Republican critics of the healthcare reform law known as Obamacare were quick to dismiss the administration’s achievement as overstated.
“Have they made some progress? Yes. They brought in some private sector folks to try to get the functionality up. It still doesn’t function right,” Representative Mike Rogers of Michigan said on NBC’s “Meet the Press” program.
Democrats, who face a tough congressional midterm election battle in 2014 that could be complicated by Obamacare’s rocky rollout, sounded a cautious note. Some nervous party members have called for a delay of the law’s individual mandate that requires people to be enrolled in coverage by March 31 or pay a penalty.
“This is going to take some time before it’s up and kicking and in full gear,” Democratic Representative Chris Van Hollen said on “Meet the Press.”

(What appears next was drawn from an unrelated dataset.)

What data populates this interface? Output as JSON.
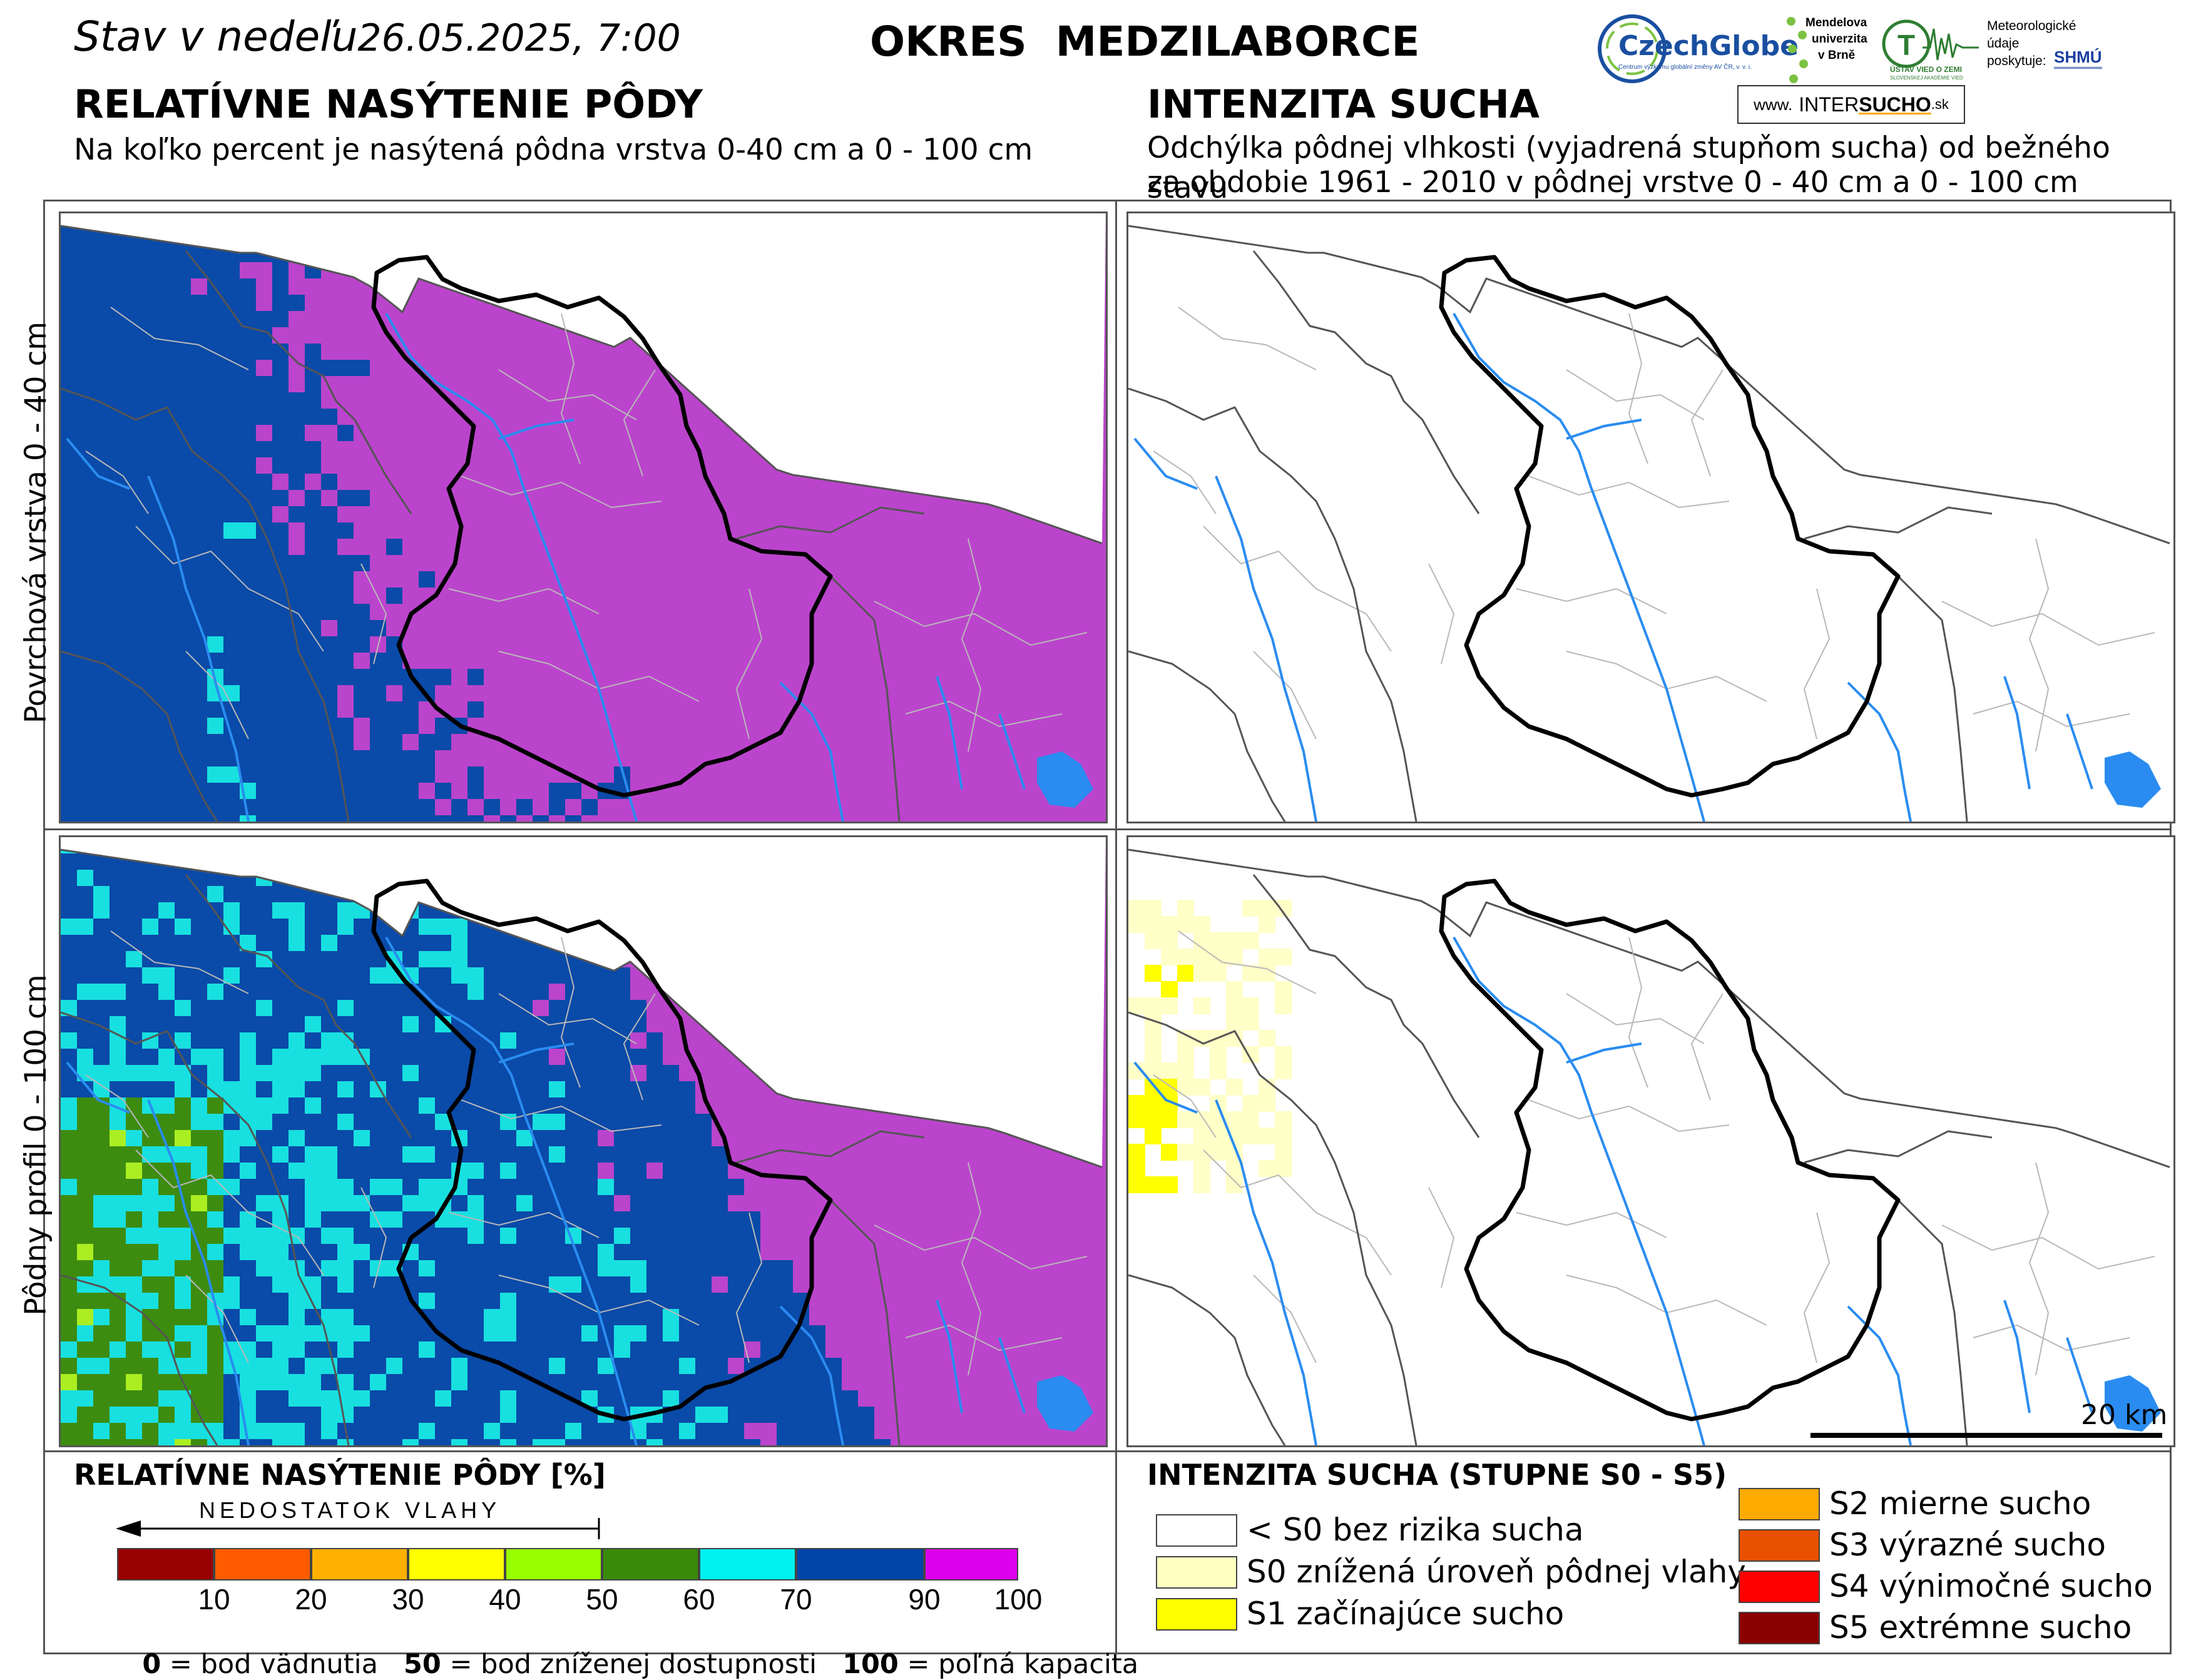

Asked if the mandate needs to be delayed, Van Hollen replied: “As of today, no … let’s see how this is working.”
HealthCare.gov will face increasing pressure in the days and weeks to come as consumers who want benefits in time for the new year have a December 23 deadline to sign up. The Obama administration had hoped to enroll about 7 million people in 2014 under the Patient Protection and Affordable Care Act. Many of those consumers are expected to qualify for subsidies.
To work, the program must get millions of young, healthy consumers to sign up by March 31. Their participation is key to keeping the program’s costs in check.
“There’s still plenty of time to reach people who are now uninsured and especially the young and healthy who are key to keeping the insurance market stable,” said Larry Levitt, a senior vice president at the Kaiser Family Foundation.